本番移行後に発覚しがちなトラブルとして、データ移行ミスや環境設定不備が挙げられます。本プロジェクトでは以下のように対応しました。

  1. データ移行リハーサルの実施

    • 本番DBのスナップショットを使い、開発環境で複数回データ移行テストを実施。

    • 移行スクリプトがログにエラーを残すよう改修し、移行漏れ/型違いを早期検知。

  2. インフラ構成のIaC化

    • TerraformやCloudFormationでインフラ構成をコード化し、ステージング環境と本番を一致。

    • 環境差分チェックを自動化し、人為的ミスによる設定違いを撲滅。

  3. ロールバック/フェールオーバー手順作成

    • リリース失敗時の即時ロールバック手順を50ステップ以内に短縮。

    • 主要サービスをマルチAZ構成にし、フェールオーバー時のシームレス切替を実現。

  4. 監視・アラート設定強化

    • CloudWatch/DatadogでAPIレスポンスタイムやエラー率の閾値アラートを設定。

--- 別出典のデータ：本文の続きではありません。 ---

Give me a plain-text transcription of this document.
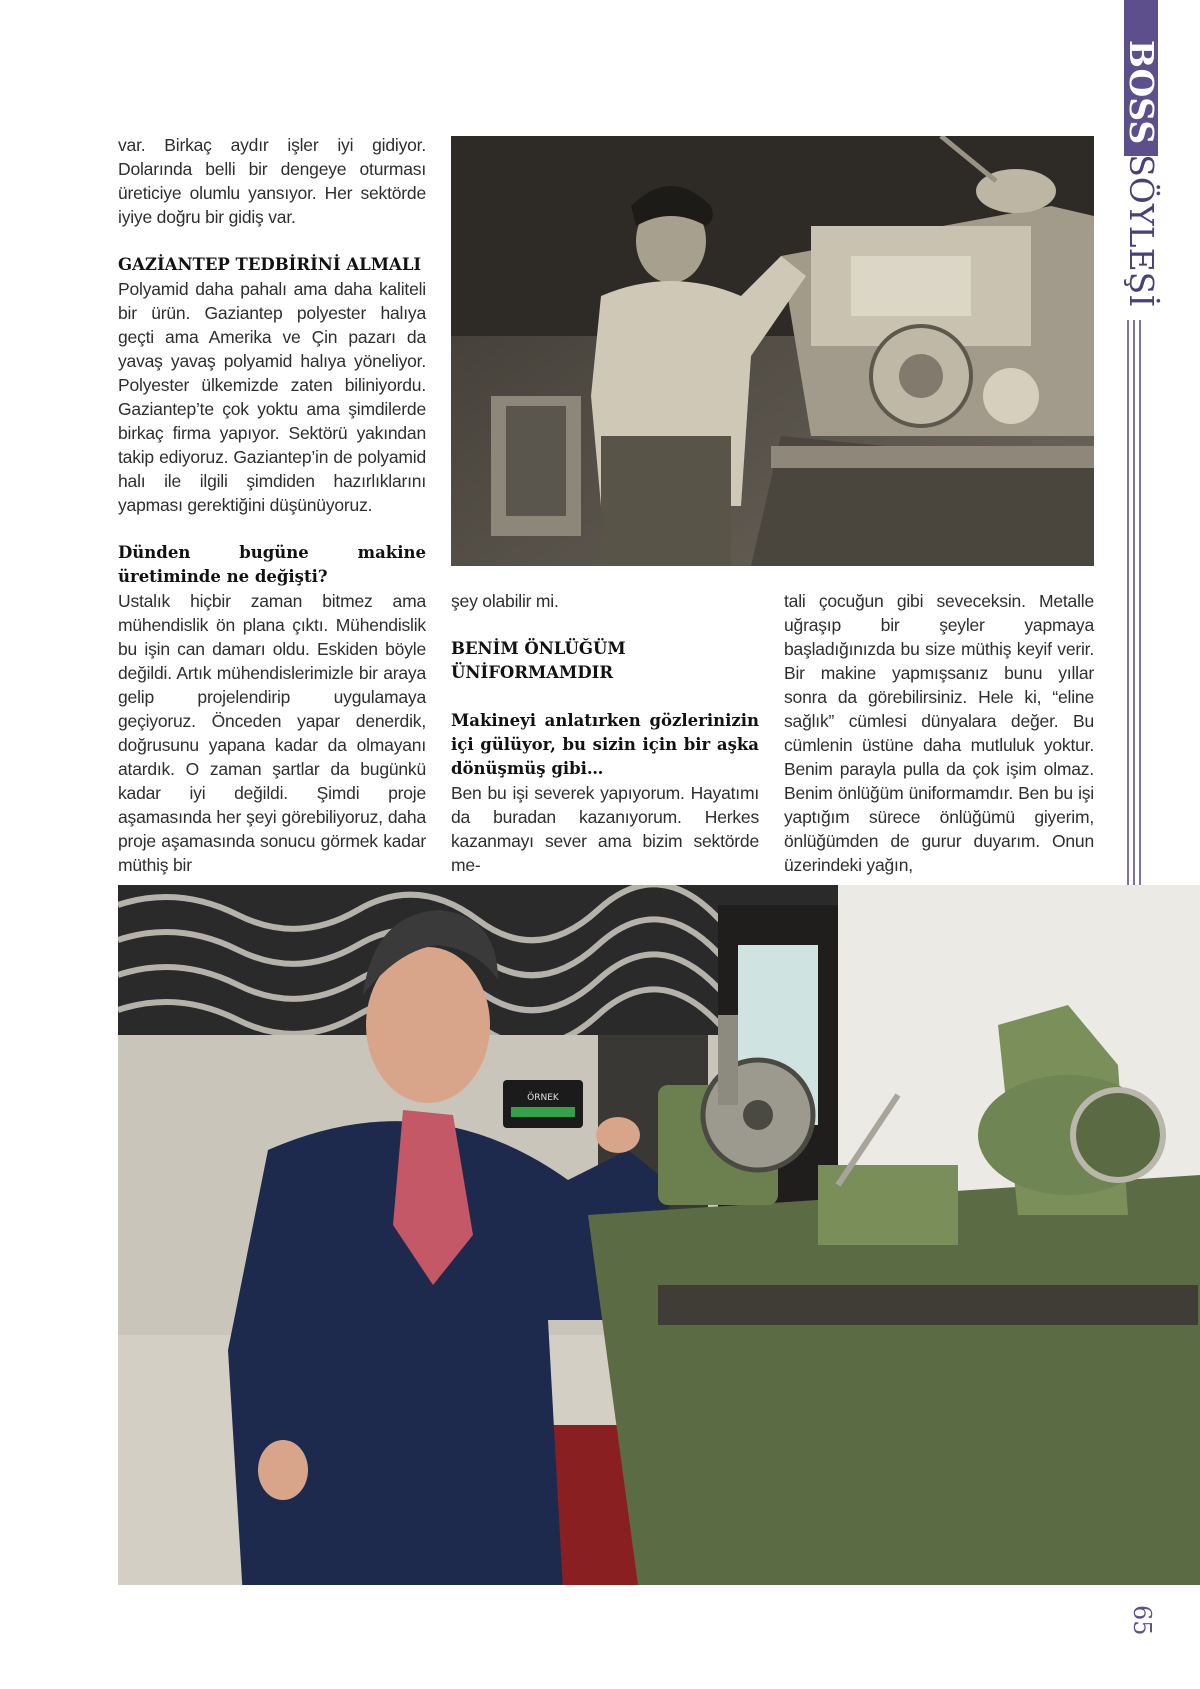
BOSSSÖYLEŞİ
65

var. Birkaç aydır işler iyi gidiyor. Dolarında belli bir dengeye oturması üreticiye olumlu yansıyor. Her sektörde iyiye doğru bir gidiş var.

GAZİANTEP TEDBİRİNİ ALMALI

Polyamid daha pahalı ama daha kaliteli bir ürün. Gaziantep polyester halıya geçti ama Amerika ve Çin pazarı da yavaş yavaş polyamid halıya yöneliyor. Polyester ülkemizde zaten biliniyordu. Gaziantep’te çok yoktu ama şimdilerde birkaç firma yapıyor. Sektörü yakından takip ediyoruz. Gaziantep’in de polyamid halı ile ilgili şimdiden hazırlıklarını yapması gerektiğini düşünüyoruz.

Dünden bugüne makine üretiminde ne değişti?

Ustalık hiçbir zaman bitmez ama mühendislik ön plana çıktı. Mühendislik bu işin can damarı oldu. Eskiden böyle değildi. Artık mühendislerimizle bir araya gelip projelendirip uygulamaya geçiyoruz. Önceden yapar denerdik, doğrusunu yapana kadar da olmayanı atardık. O zaman şartlar da bugünkü kadar iyi değildi. Şimdi proje aşamasında her şeyi görebiliyoruz, daha proje aşamasında sonucu görmek kadar müthiş bir

şey olabilir mi.

BENİM ÖNLÜĞÜM ÜNİFORMAMDIR

Makineyi anlatırken gözlerinizin içi gülüyor, bu sizin için bir aşka dönüşmüş gibi…

Ben bu işi severek yapıyorum. Hayatımı da buradan kazanıyorum. Herkes kazanmayı sever ama bizim sektörde me-

tali çocuğun gibi seveceksin. Metalle uğraşıp bir şeyler yapmaya başladığınızda bu size müthiş keyif verir. Bir makine yapmışsanız bunu yıllar sonra da görebilirsiniz. Hele ki, “eline sağlık” cümlesi dünyalara değer. Bu cümlenin üstüne daha mutluluk yoktur. Benim parayla pulla da çok işim olmaz. Benim önlüğüm üniformamdır. Ben bu işi yaptığım sürece önlüğümü giyerim, önlüğümden de gurur duyarım. Onun üzerindeki yağın,

ÖRNEK
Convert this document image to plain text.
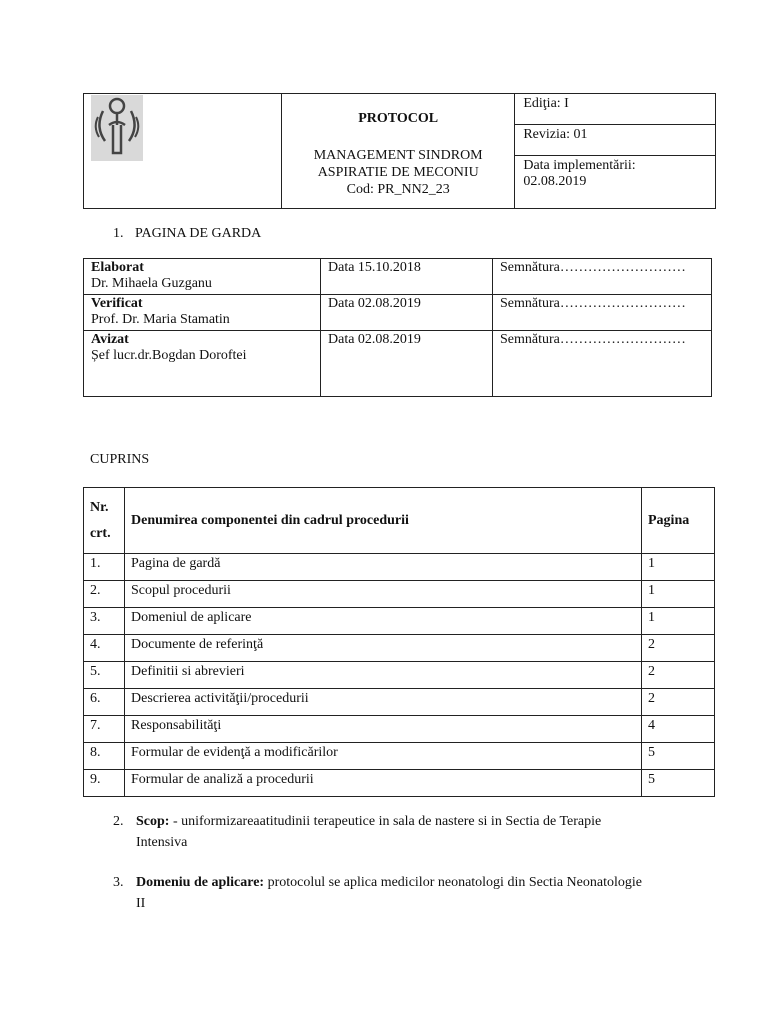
PROTOCOL
MANAGEMENT SINDROM
ASPIRATIE DE MECONIU
Cod: PR_NN2_23
	Ediţia: I
Revizia: 01

Data implementării:
02.08.2019
1. PAGINA DE GARDA
Elaborat
Dr. Mihaela Guzganu	Data 15.10.2018	Semnătura………………………

Verificat
Prof. Dr. Maria Stamatin	Data 02.08.2019	Semnătura………………………

Avizat
Șef lucr.dr.Bogdan Doroftei	Data 02.08.2019	Semnătura………………………
CUPRINS
Nr.
crt.	Denumirea componentei din cadrul procedurii	Pagina
1.	Pagina de gardă	1
2.	Scopul procedurii	1
3.	Domeniul de aplicare	1
4.	Documente de referinţă	2
5.	Definitii si abrevieri	2
6.	Descrierea activităţii/procedurii	2
7.	Responsabilităţi	4
8.	Formular de evidenţă a modificărilor	5
9.	Formular de analiză a procedurii	5
2. Scop: - uniformizareaatitudinii terapeutice in sala de nastere si in Sectia de Terapie Intensiva
3. Domeniu de aplicare: protocolul se aplica medicilor neonatologi din Sectia Neonatologie II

    • 監視アラートにDevOpsチームを自動通知し、初動対応の遅延を防止。

これら施策により、運用初期のトラブル対応工数を従来の80時間→20時間に短縮し、サポート費用相場を約75%削減しました。

ナレッジ定着と継続改善のための体制構築

プロジェクト完了後の継続的改善を実現するには、人や組織へのノウハウ定着が欠かせません。以下の取り組みで、内製化と長期的なコスト最適化を図りました。

  • ナレッジ共有プラットフォーム整備

    • Confluence上に「要件定義」「設計」「開発」「テスト」「運用」のテンプレートとベストプラクティスを整理

    • テンプレートの更新履歴を残し、プロジェクトごとの学びを体系的に蓄積

  • OJT制度の導入

    • 開発会社エンジニアと内製SEがペアで開発を進め、知見移転を実施

    • 週1回のコードレビュー会でベストプラクティスをフィードバック

  • 定期プロジェクト振り返り会

    • 3ヶ月ごとにクロスファンクショナルなメンバーでKPT(Keep, Problem, Try)形式の振返りを実施

    • 改善KPTを翌フェーズに反映し、PDCAを高速回転

  • 社内勉強会・ハンズオン

    • 年2回、最新技術やフレームワーク動向、事例共有をテーマに社内勉強会を開催

    • ハンズオン形式で実際に手を動かし、開発会社依存のリスクを低減

これらにより、運用体制の人員交代やプロジェクト規模拡大時にもナレッジが途切れることなく、追加予算発生を抑制しています。